Google’s TurboQuant breaks through it. 6x compression, zero accuracy loss, no retraining. Posted to arXiv in April 2025, accepted to ICLR 2026, mostly unnoticed for a year. The technique is two stages, both grounded in decades-old math, and both worth understanding if you care about where inference is headed.

The memory that costs more than the model

When a transformer generates text, it doesn’t re-read the entire conversation at each token. That would mean recomputing every attention score for every prior token, which is O(n²) work.

Instead, the model caches two vectors at every layer for every token: the Key (what the token represents for attention matching) and the Value (what the token contributes when attended to). This is the KV cache, the model’s working memory.

Deep Dive: What attention actually computes

You’re at a crowded party and someone says “Python.” You don’t replay every conversation you’ve ever had. Your brain has an index of topics (keys) and associated memories (values). “Python” matches against “programming” in your index, and you pull the relevant context: that project at work, the tutorial you read last week.

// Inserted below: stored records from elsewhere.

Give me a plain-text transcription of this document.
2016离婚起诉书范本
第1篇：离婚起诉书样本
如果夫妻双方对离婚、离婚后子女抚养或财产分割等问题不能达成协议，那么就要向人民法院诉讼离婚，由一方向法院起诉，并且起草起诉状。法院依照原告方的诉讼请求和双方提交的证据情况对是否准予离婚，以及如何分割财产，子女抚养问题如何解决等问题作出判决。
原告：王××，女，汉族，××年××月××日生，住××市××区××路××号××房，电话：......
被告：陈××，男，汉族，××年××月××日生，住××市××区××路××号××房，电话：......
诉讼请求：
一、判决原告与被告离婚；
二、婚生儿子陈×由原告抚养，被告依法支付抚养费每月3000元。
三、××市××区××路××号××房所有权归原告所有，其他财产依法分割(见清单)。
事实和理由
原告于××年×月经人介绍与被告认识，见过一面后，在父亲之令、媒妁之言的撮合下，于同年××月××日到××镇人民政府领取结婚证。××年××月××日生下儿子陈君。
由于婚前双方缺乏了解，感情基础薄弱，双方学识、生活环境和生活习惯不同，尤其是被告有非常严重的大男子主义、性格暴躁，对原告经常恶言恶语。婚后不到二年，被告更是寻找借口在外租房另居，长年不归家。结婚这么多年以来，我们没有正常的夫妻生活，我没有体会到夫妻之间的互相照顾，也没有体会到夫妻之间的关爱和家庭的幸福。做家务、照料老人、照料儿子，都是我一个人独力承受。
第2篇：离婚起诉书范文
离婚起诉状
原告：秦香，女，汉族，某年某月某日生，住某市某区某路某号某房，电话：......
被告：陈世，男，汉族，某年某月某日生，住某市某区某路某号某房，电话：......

Attention works the same way. Each new token generates a query: “what’s relevant to me?” That query gets compared against every previous token’s key via a dot product (high score = relevant). The scores determine how much of each previous token’s value gets mixed into the output. Cache the keys and values, and you only compute each once.

The size follows a formula:

2 × layers × heads × head_dim × bytes_per_element × batch_size × seq_length

For Llama 3 70B at FP32 precision, 128k tokens, single user: ~40 GB. Just the cache. Scale to 10 concurrent users and you need 400 GB of cache alone. This is why inference providers charge per token and long-context queries cost a premium.

The deeper constraint: LLM generation is memory-bandwidth bound. Each token involves small matrix-vector multiplications that finish fast. The bottleneck is loading the KV cache from memory to compute. An H100 SXM moves data at ~3.35 TB/s. A smartphone: 50-90 GB/s. That 40-60x gap defines who can run what.

The two walls, in detail

Compressing 32-bit floats to fewer bits is obvious. Several teams tried. Each made real progress, and each stopped at the same place.

KIVI (ICML 2024, github) found that keys have outlier channels but values don’t. It quantizes keys per-channel, values per-token. Tuning-free, works at 2 bits.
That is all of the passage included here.